Is the night sky part of our natural environment? Some astronomers say yes
Samantha Lawler walked out of her farmhouse in Edenwold, about 30 kilometres northeast of Regina, one morning and looked up at the sky.
The astronomer noticed a slow movement of light among the stars. Then another, and another. She eventually stopped counting. Lawler knew all too well what those faux-stars were: satellites.
"I saw a dozen in, like, a minute of looking up," she said. "I mean, it's really bad. It's quite noticeable."
Astronomers around the world are concerned about a handful of commercial companies — chiefly SpaceX — proposing to flood low-Earth orbit with tens of thousands of these satellites. There's also the risk of satellites crashing into one another and adding to the space junk already in orbit.
All this, astronomers say, is a threat to the preservation of our night sky.
As a result, on Feb. 3, the International Astronomical Union (IAU) announced the formation of the Center for the Protection of the Dark and Quiet Sky from Satellite Constellation Interference. Their goal is clear: to work with industry leaders, amateur astronomers, Indigenous groups and scientists around the world to protect the sanctity of the night sky.
So far, there has been little to no disagreement between astronomers and industry leaders. But that could change.

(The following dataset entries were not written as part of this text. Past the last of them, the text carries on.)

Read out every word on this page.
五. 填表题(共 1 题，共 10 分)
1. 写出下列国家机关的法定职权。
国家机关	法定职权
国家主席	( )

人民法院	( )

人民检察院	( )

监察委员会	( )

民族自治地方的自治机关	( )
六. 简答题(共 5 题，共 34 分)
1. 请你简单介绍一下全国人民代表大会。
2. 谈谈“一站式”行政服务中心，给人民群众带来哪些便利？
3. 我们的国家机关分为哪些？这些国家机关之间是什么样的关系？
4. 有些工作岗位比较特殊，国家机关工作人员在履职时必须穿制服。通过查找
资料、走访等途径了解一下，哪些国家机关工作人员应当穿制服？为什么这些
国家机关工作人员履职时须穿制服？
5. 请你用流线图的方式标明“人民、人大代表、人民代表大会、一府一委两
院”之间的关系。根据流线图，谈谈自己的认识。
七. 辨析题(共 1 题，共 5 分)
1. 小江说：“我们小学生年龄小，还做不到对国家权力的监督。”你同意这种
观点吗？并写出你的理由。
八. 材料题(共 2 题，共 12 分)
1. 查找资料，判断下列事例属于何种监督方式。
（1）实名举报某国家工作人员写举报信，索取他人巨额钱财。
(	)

"[Companies are] there to turn a profit," said Connie Walker, co-director of the new centre and an astronomer with the National Science Foundation's National Optical-Infrared Astronomy Research Laboratory (NOIRLab).
"But I do think we have their ear, especially at this point in time. And I do think there is authentic good will in trying to do as much as they can. But that has limits."
The night sky has been a driving force in human history. We used the stars to navigate, to help us decide when to plant and to record time. We tracked the planets and noted when a new "star" (a supernova explosion) appeared in the heavens.
But nowadays, the Milky Way is something most people have only seen in photographs or on TV. A 2018 study found that the Milky Way is hidden from roughly one-third of humanity, including 80 per cent of North Americans.
Satellites are responsible for so much in our day-to-day lives, from global positioning systems that help us get around to weather surveillance.
According to the European Space Agency's Space Debris Office, as of Jan. 5, there were roughly 7,840 satellites in orbit, with about 5,100 still operational.
But there's another issue that concerns Lawler, one that doesn't involve the night sky. Starlink satellites, which are providing broadband internet access to rural locations, have a life expectancy of roughly five years, after which they will be de-orbited and burn up in Earth's atmosphere.
"If you do the calculation, they want to replace 42,000 satellites every five years," said Lawler, who wrote an assessment on constellations for the federal government. "That means they'll be de-orbiting 23 a day. When you just look at the mass of them, they're like car-sized, right? So, that comes to six tonnes, of aluminum mostly, that will be added to the upper atmosphere every single day."
Why does that matter?
In the fight against climate change, the injection of alumina particles into the upper atmosphere has been proposed to help cool the planet, but the wider implications are not yet well understood.
"Low-Earth orbit is not legally considered an environment," Lawler said. "So nobody's looking at this."